06:12Il représente aussi une passion que j'ai pour la musique baroque.
06:18C'est mon troisième disque Bach.
06:19C'est un disque peut-être plus personnel, dans le sens où il y a beaucoup de
06:22transcription. Depuis les années de conservatoire, maintenant, depuis 30 ans,
06:26très régulièrement, je prends une partition de Bach pour chœur, pour
06:30orchestre, pour or, pour clavecin, je la transcris à mon instrument, je l'adapte,
06:34je l'arrange. C'est un peu une histoire.

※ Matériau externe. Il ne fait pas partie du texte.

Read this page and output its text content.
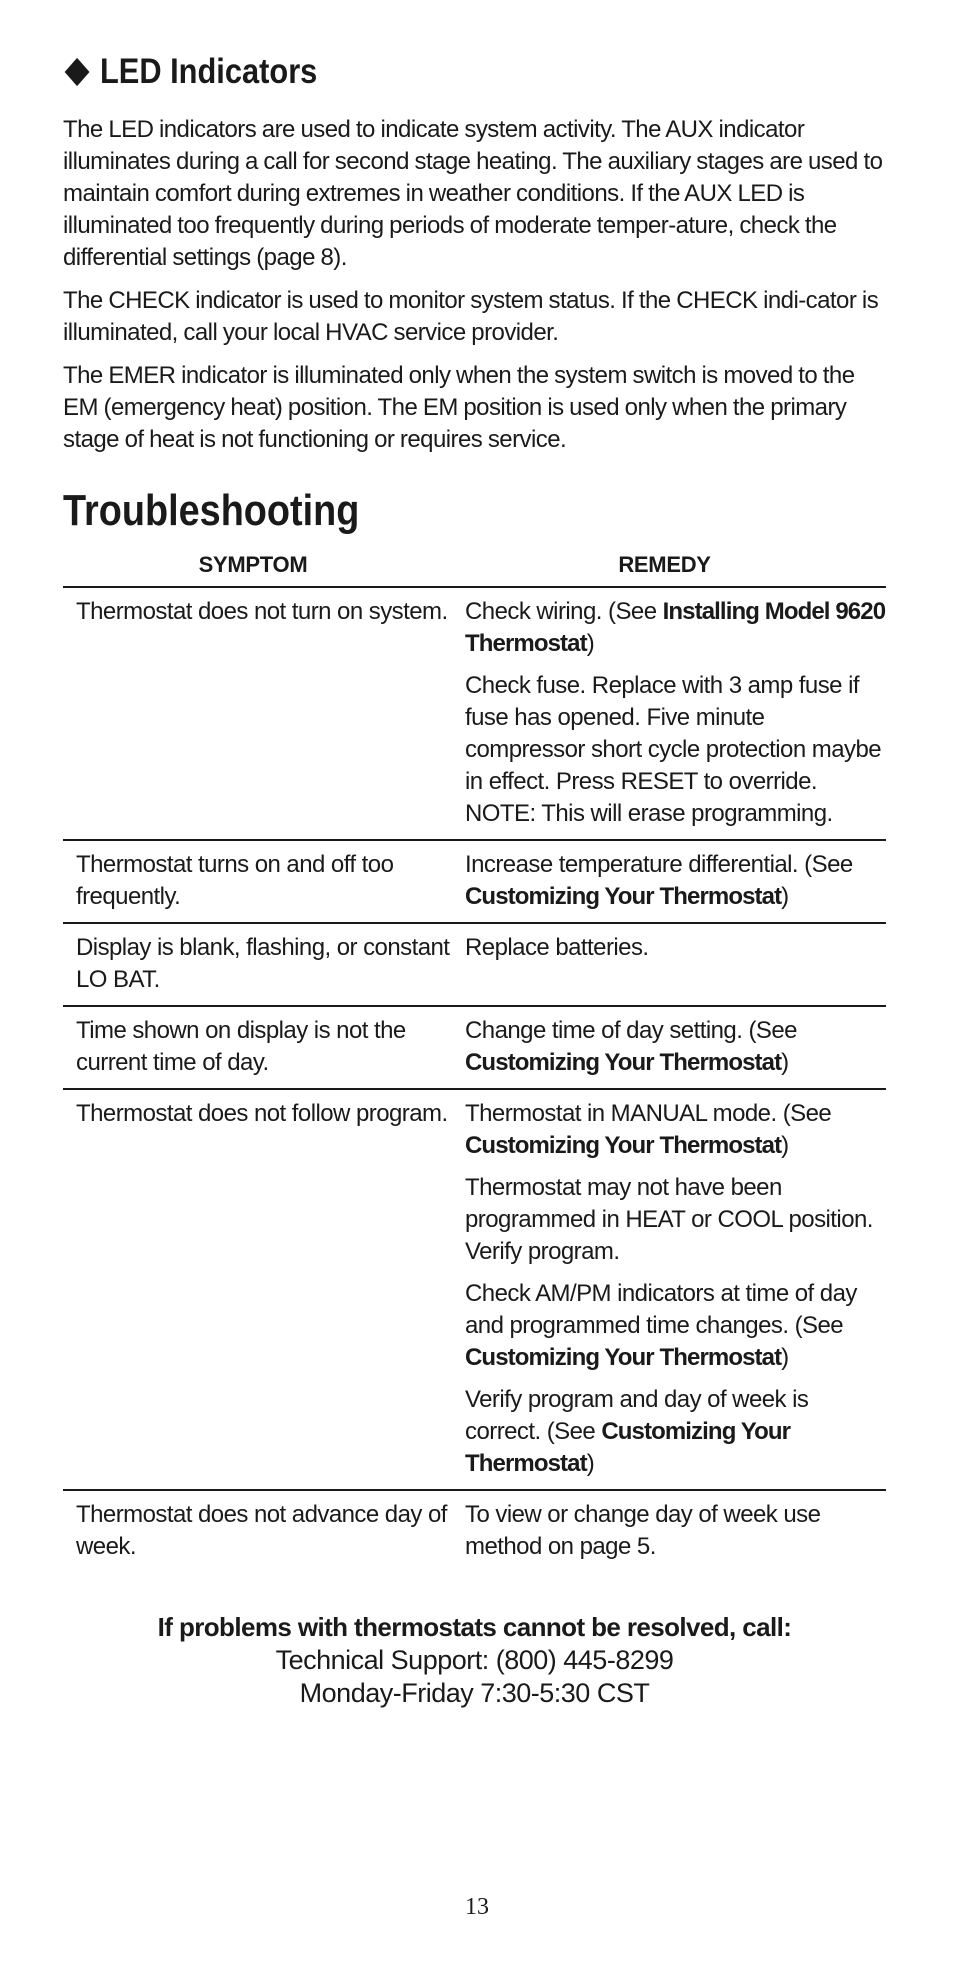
LED Indicators

The LED indicators are used to indicate system activity. The AUX indicator illuminates during a call for second stage heating. The auxiliary stages are used to maintain comfort during extremes in weather conditions. If the AUX LED is illuminated too frequently during periods of moderate temper-ature, check the differential settings (page 8).

The CHECK indicator is used to monitor system status. If the CHECK indi-cator is illuminated, call your local HVAC service provider.

The EMER indicator is illuminated only when the system switch is moved to the EM (emergency heat) position. The EM position is used only when the primary stage of heat is not functioning or requires service.

Troubleshooting
SYMPTOM	REMEDY
Thermostat does not turn on system. Check wiring. (See Installing Model 9620 Thermostat)
Check fuse. Replace with 3 amp fuse if fuse has opened. Five minute compressor short cycle protection maybe in effect. Press RESET to override. NOTE: This will erase programming.
Thermostat turns on and off too frequently.
Increase temperature differential. (See Customizing Your Thermostat)
Display is blank, flashing, or constant LO BAT.
Replace batteries.
Time shown on display is not the current time of day.
Change time of day setting. (See Customizing Your Thermostat)
Thermostat does not follow program. Thermostat in MANUAL mode. (See Customizing Your Thermostat)
Thermostat may not have been programmed in HEAT or COOL position. Verify program.
Check AM/PM indicators at time of day and programmed time changes. (See Customizing Your Thermostat)
Verify program and day of week is correct. (See Customizing Your Thermostat)
Thermostat does not advance day of week.
To view or change day of week use method on page 5.
If problems with thermostats cannot be resolved, call:
Technical Support: (800) 445-8299
Monday-Friday 7:30-5:30 CST
13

06:37Il raconte ce parcours, comme ça, depuis l'adolescence.
06:42Mon parcours de transcripteur.
06:44Est-ce que par moments, vous avez eu marre de cet instrument ?

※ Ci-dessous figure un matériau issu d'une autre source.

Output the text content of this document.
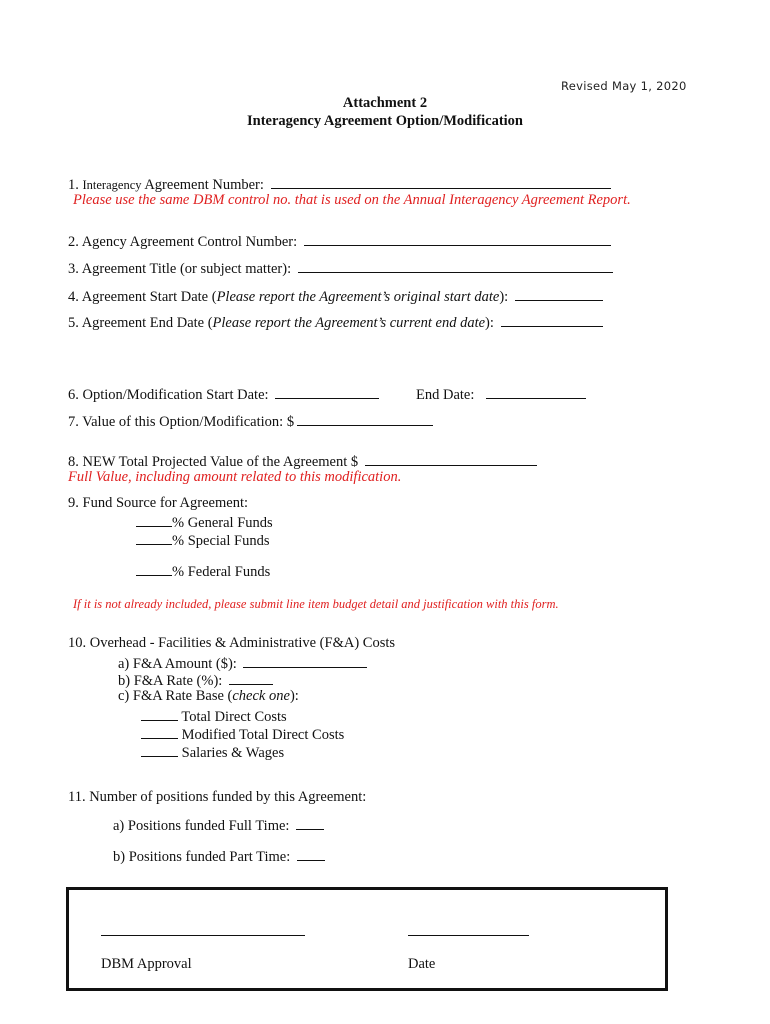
Revised May 1, 2020
Attachment 2
Interagency Agreement Option/Modification
1. Interagency Agreement Number:
Please use the same DBM control no. that is used on the Annual Interagency Agreement Report.
2. Agency Agreement Control Number:
3. Agreement Title (or subject matter):
4. Agreement Start Date (Please report the Agreement’s original start date):
5. Agreement End Date (Please report the Agreement’s current end date):
6. Option/Modification Start Date:	End Date:
7. Value of this Option/Modification: $
8. NEW Total Projected Value of the Agreement $
Full Value, including amount related to this modification.
9. Fund Source for Agreement:
% General Funds
% Special Funds
% Federal Funds
If it is not already included, please submit line item budget detail and justification with this form.
10. Overhead - Facilities & Administrative (F&A) Costs
a) F&A Amount ($):
b) F&A Rate (%):
c) F&A Rate Base (check one):
Total Direct Costs
Modified Total Direct Costs
Salaries & Wages
11. Number of positions funded by this Agreement:
a) Positions funded Full Time:
b) Positions funded Part Time:
DBM Approval	Date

06:48Oui, tout le temps. Je n'ai d'ailleurs pas de piano à la maison depuis 28 ans.
06:51Ça prouve que je n'ai pas besoin de lui.

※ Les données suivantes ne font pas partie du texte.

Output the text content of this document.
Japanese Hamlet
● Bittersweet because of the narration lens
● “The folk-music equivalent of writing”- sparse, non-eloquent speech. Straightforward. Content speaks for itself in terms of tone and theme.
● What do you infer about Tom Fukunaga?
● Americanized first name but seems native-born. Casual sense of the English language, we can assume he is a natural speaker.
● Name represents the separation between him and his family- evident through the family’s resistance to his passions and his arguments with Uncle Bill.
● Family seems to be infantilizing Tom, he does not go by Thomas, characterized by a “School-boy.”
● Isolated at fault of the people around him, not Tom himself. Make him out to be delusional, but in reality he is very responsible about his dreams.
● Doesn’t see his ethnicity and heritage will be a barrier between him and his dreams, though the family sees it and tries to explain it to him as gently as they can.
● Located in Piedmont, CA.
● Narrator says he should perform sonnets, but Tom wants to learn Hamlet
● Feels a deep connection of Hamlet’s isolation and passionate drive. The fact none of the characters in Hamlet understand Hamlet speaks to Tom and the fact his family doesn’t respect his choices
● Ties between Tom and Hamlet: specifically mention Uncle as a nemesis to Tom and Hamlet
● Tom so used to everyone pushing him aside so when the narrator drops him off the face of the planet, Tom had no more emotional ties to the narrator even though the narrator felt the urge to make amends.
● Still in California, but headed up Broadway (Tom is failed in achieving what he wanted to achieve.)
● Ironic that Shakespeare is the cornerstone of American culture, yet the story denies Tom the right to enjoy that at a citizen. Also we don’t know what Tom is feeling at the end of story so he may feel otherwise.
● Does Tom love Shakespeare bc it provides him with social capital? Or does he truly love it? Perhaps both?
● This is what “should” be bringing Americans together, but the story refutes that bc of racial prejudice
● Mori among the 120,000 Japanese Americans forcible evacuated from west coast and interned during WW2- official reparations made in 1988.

06:54Mais c'est un instrument, justement, un médium par lequel on peut passer
06:59les messages des compositeurs.
07:02Et par moments, est-ce qu'il vous manque, à contrario ?
07:04Oui, c'est pour ça que je ne vis pas avec lui, comme un vieux couple.
07:07Je pense qu'il faut garder la flamme.
07:09Vous savez, on peut être vite fatigué dans la vie.
07:11Ça, c'est pour toutes les vies et pour tous les métiers.
07:14On peut perdre le désir, on peut en avoir marre.
07:18On peut en avoir marre.
07:19Parfois, quand on est pianiste, soliste, voyageur,
07:23on ouvre la lumière de la chambre d'hôtel.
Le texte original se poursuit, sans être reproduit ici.